Thompson taught journalism at five universities and had been with TCU since 1984. Among other career accolades, he was honored by the Poynter Institute of Media Studies with a National Teaching Award in Journalism Ethics.
He was the founding director of the TCU Schieffer School of Journalism within the Bob Scheiffer College of Communication and stepped down from that position in 2009 to found TCCJ.
Since 1998, Thomason worked with the Texas Newspaper Foundation to provide TCU workshops for journalists working at Texas community newspapers. In 2009, the relationship between the foundation and TCU was consolidated into the Texas Center for Community Journalism. 
“TCCJ was founded as an investment in people,” Thomason wrote in his farewell column on the TCCJ blog. “It was a partnership of the Texas Newspaper Foundation and TCU with the goal of investing in the mid-career training of journalists. Our strategy was to conduct meaningful, practical training sessions in an atmosphere of laughter and fun, and to do it in a way that honored newspeople as professionals. And I believe we succeeded.”
Thompson began his career in journalism in the early 1970s with the Associated Press, working as a sportswriter in Arkadelphia and Little Rock, Ark. He also worked in public relations in Dallas and as a copy editor for several regional magazines.
He has been one of the nation’s most active researchers on the media’s treatment of crime victims. His research has been presented at both regional and national symposia and cited in The New York Times, The Los Angeles Times, Time magazine, Presstime and the Columbia Journalism Review. He was co-director of the first national symposium on crime victims and the news media, which was televised nationally on C-SPAN, and a symposium on coverage of sex crimes, “Sex in the Media: The Public’s Right to Know vs. the Victim’s Right to Privacy.”

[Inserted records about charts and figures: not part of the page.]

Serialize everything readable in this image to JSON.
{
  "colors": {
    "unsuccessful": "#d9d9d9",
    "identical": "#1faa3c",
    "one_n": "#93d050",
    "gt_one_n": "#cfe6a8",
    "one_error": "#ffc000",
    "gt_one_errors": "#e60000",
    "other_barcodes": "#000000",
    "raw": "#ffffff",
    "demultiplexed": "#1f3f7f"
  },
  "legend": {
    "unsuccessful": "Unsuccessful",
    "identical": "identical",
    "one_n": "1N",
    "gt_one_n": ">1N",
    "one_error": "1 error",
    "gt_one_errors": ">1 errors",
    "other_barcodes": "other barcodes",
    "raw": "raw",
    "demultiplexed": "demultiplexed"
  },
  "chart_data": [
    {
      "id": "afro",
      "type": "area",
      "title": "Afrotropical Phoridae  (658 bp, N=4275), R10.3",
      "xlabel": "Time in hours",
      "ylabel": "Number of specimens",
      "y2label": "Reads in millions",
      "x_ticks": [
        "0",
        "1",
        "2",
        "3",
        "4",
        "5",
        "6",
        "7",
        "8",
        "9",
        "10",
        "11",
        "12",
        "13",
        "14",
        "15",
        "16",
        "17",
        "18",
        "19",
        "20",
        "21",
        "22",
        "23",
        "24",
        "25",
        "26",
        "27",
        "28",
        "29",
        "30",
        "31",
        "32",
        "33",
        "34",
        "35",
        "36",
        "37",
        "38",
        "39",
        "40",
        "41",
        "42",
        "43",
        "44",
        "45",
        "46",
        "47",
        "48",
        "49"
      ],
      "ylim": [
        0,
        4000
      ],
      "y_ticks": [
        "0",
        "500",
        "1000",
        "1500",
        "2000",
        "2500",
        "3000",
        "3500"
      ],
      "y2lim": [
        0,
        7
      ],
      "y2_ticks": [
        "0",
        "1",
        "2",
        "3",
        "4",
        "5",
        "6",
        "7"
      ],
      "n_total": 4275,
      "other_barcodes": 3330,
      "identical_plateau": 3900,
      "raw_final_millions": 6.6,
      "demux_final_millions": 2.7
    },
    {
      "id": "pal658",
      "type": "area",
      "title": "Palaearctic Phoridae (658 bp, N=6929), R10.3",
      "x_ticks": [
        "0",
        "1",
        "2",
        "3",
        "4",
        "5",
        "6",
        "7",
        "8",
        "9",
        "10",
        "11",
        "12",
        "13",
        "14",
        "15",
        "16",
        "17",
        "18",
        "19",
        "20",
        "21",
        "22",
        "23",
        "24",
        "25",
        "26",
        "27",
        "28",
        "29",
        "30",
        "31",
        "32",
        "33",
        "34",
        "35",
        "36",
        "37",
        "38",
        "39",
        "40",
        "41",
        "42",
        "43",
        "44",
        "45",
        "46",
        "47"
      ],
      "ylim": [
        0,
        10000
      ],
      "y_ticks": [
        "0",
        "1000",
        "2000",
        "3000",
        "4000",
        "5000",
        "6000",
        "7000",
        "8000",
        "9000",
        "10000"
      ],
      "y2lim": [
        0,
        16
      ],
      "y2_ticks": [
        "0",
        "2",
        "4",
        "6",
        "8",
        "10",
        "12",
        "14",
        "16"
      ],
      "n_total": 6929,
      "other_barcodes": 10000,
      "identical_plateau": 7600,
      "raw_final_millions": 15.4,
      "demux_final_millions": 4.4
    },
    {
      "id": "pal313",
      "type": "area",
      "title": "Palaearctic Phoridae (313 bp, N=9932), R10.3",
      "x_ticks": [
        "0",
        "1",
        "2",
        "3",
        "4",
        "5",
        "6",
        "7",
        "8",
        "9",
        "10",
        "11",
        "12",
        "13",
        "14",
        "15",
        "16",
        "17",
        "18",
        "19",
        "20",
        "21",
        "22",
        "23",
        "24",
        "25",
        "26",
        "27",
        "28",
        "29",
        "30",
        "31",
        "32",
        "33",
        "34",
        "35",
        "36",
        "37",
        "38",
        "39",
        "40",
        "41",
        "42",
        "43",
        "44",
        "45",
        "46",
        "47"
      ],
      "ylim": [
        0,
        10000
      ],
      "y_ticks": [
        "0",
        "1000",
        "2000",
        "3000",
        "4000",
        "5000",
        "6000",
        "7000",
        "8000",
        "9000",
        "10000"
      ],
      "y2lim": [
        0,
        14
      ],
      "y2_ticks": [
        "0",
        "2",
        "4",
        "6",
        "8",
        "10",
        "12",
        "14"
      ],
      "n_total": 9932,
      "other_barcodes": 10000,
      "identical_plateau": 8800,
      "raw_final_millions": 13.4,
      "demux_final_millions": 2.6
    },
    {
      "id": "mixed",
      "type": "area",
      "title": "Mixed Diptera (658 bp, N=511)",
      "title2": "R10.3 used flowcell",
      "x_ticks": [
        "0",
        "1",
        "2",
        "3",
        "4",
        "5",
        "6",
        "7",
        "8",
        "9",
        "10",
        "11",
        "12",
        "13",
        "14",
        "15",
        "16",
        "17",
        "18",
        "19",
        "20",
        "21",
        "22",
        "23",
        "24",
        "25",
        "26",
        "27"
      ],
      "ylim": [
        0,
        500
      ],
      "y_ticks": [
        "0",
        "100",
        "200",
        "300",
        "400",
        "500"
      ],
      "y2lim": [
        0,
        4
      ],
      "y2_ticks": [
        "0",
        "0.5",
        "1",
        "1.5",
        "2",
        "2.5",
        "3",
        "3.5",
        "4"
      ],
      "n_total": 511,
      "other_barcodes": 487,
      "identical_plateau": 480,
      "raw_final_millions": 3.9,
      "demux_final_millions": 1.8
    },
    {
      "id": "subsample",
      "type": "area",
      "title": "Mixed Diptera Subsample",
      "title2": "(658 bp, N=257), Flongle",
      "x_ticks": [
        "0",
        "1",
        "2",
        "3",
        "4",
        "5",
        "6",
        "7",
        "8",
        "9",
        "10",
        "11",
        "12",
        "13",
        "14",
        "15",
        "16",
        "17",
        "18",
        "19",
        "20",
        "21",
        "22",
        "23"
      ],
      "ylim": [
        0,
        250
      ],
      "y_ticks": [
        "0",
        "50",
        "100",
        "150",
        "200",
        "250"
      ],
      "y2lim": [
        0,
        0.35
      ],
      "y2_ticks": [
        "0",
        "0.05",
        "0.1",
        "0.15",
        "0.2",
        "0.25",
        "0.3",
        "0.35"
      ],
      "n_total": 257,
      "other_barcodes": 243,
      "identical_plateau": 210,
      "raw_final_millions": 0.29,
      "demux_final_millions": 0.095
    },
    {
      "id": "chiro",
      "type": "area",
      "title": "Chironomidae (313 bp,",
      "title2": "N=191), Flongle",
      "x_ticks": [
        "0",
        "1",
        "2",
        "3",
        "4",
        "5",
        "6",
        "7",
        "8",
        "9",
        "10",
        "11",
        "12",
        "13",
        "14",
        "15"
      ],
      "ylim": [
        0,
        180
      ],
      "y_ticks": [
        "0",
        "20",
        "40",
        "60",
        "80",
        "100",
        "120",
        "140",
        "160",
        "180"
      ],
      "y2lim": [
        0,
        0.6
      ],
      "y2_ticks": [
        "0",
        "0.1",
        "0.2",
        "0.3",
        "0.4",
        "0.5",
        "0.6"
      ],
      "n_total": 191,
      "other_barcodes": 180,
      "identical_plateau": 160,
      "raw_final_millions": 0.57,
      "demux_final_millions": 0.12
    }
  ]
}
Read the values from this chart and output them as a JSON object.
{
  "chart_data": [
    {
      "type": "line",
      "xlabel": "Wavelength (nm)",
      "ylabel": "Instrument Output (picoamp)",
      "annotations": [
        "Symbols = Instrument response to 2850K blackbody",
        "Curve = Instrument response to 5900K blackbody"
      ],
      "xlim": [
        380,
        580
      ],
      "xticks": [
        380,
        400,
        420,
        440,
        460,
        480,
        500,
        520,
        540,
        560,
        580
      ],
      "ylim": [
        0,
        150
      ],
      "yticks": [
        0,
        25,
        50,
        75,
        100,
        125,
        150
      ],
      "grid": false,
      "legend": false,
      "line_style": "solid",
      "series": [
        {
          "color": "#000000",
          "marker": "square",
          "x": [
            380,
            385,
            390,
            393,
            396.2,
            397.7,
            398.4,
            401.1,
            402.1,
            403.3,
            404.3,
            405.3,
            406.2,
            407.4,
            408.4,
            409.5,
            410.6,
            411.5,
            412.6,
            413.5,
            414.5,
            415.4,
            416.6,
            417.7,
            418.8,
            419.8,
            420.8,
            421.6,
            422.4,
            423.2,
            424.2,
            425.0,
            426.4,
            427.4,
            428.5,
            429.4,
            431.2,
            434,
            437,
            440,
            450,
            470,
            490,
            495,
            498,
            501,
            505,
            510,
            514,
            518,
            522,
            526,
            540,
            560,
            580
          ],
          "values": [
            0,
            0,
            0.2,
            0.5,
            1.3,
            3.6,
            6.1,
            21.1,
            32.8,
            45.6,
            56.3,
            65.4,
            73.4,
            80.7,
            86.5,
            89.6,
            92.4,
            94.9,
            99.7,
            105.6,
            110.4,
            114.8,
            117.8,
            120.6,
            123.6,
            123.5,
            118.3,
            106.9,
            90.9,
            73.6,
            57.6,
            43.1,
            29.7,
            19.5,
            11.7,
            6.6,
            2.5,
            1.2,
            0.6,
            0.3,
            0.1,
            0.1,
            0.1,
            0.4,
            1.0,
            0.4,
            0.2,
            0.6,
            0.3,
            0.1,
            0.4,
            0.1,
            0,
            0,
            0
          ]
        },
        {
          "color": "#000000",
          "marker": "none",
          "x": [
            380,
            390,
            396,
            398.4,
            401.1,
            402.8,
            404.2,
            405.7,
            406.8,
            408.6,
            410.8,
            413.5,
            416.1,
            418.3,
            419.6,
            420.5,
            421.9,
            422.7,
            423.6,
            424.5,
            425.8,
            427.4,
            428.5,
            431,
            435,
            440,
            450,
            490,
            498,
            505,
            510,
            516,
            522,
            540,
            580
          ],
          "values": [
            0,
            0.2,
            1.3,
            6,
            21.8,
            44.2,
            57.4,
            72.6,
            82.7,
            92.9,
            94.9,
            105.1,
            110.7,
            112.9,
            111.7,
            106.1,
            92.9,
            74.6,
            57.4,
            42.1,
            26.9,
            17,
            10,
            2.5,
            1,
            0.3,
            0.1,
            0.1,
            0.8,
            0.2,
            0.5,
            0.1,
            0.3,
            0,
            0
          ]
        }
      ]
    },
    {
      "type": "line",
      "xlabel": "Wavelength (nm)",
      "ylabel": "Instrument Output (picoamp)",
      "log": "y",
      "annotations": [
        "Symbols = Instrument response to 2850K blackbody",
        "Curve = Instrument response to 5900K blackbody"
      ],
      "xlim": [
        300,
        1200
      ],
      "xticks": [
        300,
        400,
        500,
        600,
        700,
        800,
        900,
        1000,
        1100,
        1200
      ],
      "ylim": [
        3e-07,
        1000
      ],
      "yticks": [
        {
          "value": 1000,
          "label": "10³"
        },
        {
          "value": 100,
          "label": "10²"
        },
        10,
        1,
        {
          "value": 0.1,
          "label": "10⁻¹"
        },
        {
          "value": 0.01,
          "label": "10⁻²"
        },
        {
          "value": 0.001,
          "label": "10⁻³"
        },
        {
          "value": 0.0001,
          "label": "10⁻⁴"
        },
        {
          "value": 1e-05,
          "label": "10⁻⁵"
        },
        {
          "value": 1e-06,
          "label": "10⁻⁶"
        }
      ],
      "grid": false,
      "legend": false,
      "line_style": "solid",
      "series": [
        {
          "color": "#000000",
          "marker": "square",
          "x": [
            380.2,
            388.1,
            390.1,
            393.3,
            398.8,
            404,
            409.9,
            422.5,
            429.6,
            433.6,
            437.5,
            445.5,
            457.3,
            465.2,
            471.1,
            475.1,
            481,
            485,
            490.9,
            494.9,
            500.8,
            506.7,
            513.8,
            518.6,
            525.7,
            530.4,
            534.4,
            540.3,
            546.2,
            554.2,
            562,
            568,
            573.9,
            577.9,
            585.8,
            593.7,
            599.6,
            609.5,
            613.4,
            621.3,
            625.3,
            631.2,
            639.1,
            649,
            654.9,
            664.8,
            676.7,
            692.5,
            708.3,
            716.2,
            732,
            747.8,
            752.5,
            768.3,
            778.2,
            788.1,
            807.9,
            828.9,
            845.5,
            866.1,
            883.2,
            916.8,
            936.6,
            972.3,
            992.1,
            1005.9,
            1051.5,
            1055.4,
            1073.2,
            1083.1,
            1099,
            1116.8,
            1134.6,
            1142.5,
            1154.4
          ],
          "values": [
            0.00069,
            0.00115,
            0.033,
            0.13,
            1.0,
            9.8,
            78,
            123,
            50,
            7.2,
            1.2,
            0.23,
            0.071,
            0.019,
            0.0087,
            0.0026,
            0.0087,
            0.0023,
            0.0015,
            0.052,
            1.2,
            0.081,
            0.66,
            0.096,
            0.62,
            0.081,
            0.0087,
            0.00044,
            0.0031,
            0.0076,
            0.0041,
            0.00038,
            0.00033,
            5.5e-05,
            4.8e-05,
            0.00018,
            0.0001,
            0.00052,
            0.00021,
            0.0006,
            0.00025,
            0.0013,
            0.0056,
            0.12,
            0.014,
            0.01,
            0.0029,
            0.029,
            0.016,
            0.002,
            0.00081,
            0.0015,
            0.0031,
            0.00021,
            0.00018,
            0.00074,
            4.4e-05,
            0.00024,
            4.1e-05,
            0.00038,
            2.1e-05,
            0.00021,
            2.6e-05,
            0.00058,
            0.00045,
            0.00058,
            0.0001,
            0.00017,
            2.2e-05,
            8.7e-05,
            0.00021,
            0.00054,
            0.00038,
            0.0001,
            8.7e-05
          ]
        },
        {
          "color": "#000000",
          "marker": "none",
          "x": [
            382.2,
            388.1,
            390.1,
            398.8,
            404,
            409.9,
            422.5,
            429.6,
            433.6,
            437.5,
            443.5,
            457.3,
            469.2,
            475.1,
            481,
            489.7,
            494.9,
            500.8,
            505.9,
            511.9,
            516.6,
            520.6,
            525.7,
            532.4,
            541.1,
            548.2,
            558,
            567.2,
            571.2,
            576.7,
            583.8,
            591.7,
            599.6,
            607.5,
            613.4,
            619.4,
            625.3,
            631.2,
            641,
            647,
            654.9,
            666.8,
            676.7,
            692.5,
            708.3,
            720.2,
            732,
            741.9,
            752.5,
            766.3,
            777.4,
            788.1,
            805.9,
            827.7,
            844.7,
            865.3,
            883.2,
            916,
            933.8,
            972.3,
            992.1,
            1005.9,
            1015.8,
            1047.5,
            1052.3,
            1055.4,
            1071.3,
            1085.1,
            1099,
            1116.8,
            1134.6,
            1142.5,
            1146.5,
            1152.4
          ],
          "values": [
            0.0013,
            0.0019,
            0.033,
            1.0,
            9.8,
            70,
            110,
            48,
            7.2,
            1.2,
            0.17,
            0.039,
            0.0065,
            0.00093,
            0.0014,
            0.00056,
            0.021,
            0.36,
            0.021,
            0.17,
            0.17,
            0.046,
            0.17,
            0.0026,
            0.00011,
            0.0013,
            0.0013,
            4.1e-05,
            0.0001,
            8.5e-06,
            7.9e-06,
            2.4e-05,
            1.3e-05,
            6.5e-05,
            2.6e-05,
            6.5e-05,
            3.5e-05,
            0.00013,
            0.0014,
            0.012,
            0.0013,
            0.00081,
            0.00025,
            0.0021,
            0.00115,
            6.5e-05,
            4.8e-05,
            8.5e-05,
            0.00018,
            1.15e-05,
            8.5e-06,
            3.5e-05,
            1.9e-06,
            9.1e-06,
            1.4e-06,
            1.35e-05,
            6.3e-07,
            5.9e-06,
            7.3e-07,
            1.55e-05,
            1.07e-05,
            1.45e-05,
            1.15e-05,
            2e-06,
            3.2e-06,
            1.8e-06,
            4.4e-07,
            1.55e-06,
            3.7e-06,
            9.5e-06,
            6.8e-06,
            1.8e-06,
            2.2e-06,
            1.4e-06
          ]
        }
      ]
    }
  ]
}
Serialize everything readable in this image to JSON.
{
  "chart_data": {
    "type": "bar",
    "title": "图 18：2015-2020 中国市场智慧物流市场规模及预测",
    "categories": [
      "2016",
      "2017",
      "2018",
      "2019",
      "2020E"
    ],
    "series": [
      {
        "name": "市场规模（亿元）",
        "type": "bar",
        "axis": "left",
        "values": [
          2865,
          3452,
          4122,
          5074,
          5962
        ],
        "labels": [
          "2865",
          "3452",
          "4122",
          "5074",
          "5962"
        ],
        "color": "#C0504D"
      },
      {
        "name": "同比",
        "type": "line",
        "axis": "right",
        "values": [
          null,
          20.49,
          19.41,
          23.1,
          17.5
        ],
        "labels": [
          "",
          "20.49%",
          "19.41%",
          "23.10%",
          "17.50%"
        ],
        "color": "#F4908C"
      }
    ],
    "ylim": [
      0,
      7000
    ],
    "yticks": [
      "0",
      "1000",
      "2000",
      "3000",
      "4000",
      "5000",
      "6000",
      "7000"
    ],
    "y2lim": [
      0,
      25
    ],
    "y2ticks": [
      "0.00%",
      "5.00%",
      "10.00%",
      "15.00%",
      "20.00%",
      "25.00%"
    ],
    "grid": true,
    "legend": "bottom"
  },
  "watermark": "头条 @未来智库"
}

In addition to “Writing for Media Audiences: A Handbook for Multi-Platform News, Advertising and Public Relations,” he is author of “You Might Want to Carry a Gun: Community Newspapers Expose Big Problems in Small Towns” and “Race, Gender, and Stereotypes in the Media: A Reader for Professional Communicators.”
In addition to his work with TCCJ, Thomason maintained an interest in writing at all academic levels, frequently speaking to elementary school teachers about writing workshops for children. He is the author of six books about teaching writing.
In an interview with TCU senior communications studies major Desaray Hickombottom, Thomason said his favorite memories “are thousands of interactions with students. Especially with students that come back after graduation and tell me how what we did in the classroom made a real impact on their lives.”
In his blog, Thomason noted his work with TCCJ was an extension of his love of teaching. 
“These last 20 years of interactions with Texas journalists have certainly enriched my life,” he wrote. “And it’s especially gratifying to see folks who came to us two decades ago with the ink barely dry on their degrees who have now taken places of leadership at Texas newspapers.”
Thomason said newspapers will continue to be important to the communities they serve.
“Texas newspapers are the only institutions in their communities that exist to inform citizens and make sure the public’s business is done in public,” he wrote. “We’re the only ones providing an open marketplace of opinion and often speaking truth to power. If we weren’t there, there are no backup institutions to fill that community need.”
Thomason told his interviewer that he hasn’t made a lot of retirement plans other than traveling for a few months. Teaching part time or going back into the newspaper business are still options. “It’s really funny because I’ve been getting job offers from newspapers throughout Texas,” he said. “I’ve turned them all down, but told them to ask again in six months.”